How Do I Get a Good Debt Consolidation Loan?
If you are like many other consumers, you carry high balances on your credit cards, personal loans and other types of debts. Perhaps you have reasonable balances, but you have so many accounts that you struggle to keep up with the payments. Debt consolidation is a strategic way to improve your financial management and to potentially pay your debts off at a faster pace.
Debt consolidation essentially is a way to refinance a few or even all of your debts into a new account. Typically, this account has much more advantageous terms, such as a lower interest rate or a fixed term rather than a revolving term. Many people who have successfully consolidated their debts have been able to lower their monthly debt payments, reduce interest charges, pay debt off faster and achieve other significant benefits. If you have never consolidated personal debts before, you may understandably feel intimidated and confused by the process.

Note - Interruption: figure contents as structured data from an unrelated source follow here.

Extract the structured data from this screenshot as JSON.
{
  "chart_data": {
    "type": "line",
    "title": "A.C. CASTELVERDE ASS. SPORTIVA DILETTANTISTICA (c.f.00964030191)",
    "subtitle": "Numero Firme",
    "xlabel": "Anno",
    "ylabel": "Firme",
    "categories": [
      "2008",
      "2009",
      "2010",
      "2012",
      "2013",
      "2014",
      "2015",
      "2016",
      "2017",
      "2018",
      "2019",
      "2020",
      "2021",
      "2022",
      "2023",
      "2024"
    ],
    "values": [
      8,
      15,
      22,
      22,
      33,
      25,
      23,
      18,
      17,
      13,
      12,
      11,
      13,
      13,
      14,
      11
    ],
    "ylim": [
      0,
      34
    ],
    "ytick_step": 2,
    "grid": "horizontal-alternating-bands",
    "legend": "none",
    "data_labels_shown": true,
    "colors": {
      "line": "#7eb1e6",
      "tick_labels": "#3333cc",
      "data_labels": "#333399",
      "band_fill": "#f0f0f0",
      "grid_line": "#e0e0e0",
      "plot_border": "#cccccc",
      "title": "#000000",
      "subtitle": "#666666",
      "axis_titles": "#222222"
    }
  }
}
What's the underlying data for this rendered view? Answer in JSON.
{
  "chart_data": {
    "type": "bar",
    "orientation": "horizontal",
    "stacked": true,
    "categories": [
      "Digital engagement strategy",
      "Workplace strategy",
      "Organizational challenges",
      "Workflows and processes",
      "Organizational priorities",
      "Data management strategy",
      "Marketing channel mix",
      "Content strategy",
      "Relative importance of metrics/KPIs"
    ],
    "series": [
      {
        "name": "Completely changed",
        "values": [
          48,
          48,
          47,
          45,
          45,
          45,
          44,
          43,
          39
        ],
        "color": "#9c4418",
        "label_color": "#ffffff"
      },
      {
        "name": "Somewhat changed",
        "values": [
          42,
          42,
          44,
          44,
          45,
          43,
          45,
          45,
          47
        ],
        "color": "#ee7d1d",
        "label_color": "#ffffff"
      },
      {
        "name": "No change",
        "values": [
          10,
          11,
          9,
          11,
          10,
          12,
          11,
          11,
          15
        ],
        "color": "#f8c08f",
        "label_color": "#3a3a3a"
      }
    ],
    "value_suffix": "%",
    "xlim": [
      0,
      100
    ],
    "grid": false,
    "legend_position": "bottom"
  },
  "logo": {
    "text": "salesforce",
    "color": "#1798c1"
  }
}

However, when you walk through these seven simple and straightforward steps, you may be able to start taking advantage of the benefits of debt consolidation yourself.
Seven Steps to Get a Debt Consolidation Loan
- Create a Detailed List of Your Debts
- Explore Opportunities for a Secured Debt Consolidation Loan
- Review Unsecured Debt Consolidation Loan Programs
- Use a Debt Consolidation Calculator
- Get Pre-Qualified
- Decide Which Debts You Wish to Consolidate
- Finalize the Consolidation Loan Paperwork
The Seven Steps Explained
Some people have a misconception that consolidation is always the right way to tackle a personal debt problem, but this is not the case. Some consolidation loan options may not offer substantial benefits. In order to find a suitable consolidation loan program to use, you must first understand what your debt situation is. Spend a few minutes listing each personal debt that you have. For each account, include the minimum monthly payment required, the outstanding balance, the interest rate, if the account is fixed or revolving and how many months remain on a fixed term loan. It may also be wise to revise your list so that the accounts are listed in order based on the monthly payment amount or the interest rate.
There are two primary types of consolidation loans, and one of these is a secured loan. The most common type of secured loan is a home equity loan. You will need to have sufficient equity in your home to qualify for a suitable loan amount. Home loans usually have very low interest rates compared to credit cards and many other types of debts, so the interest savings could be substantial. One thing to watch out for, however, is the loan term. You may take out an equity loan that takes decades to pay off. On the other hand, you may be able to eliminate your debts faster if you keep them in their current format. You will need to weigh the pros and cons of all options before you decide how to proceed.
There are also unsecured debt consolidation loan options. Some people will consolidate two or more credit card accounts into a single credit card account. This may work well if you have a great offer on balance transfers. However, because credit cards have a revolving term, taking out an unsecured bank loan may be a better idea. A bank loan typically has a fixed term and a lower rate than credit cards have. Therefore, a bank loan may allow you to pay off most or all of your debt within a few years with a fixed payment plan.
There are numerous ways to consolidate debt, and each option may be more or less advantageous to you. After you get to know more about the feasible options available, you need to compare the pros and cons. One way to determine which debt consolidation loan program is financially advantageous is to use an online consolidation calculator. These calculators vary, but you can usually quickly determine the financial savings and payoff debts for each loan program you are thinking about using through the use of an online calculator.
Your next step involves getting pre-qualified for the loan program that you are most interested in. A credit card balance transfer does not have a pre-qualification process. You simply contact the credit card company to initiate the balance transfers. If you intend to apply for a home equity loan, a bank loan or any other type of new loan, contact the lender to determine the pre-qualification process. This important step will tell you if the program that you are interested in is feasible.
Keep in mind that you do not necessarily need to consolidate all of your debts. Some people find that they cannot qualify for a large enough loan to cover all of the debts, but they can benefit through a partial consolidation. Others decide that they are so close to paying off an account or two that they keep those debts out of their consolidation efforts. After you have decided which debts you want to consolidate, you simply complete the lender’s application process and start taking advantage of the benefits of debt consolidation.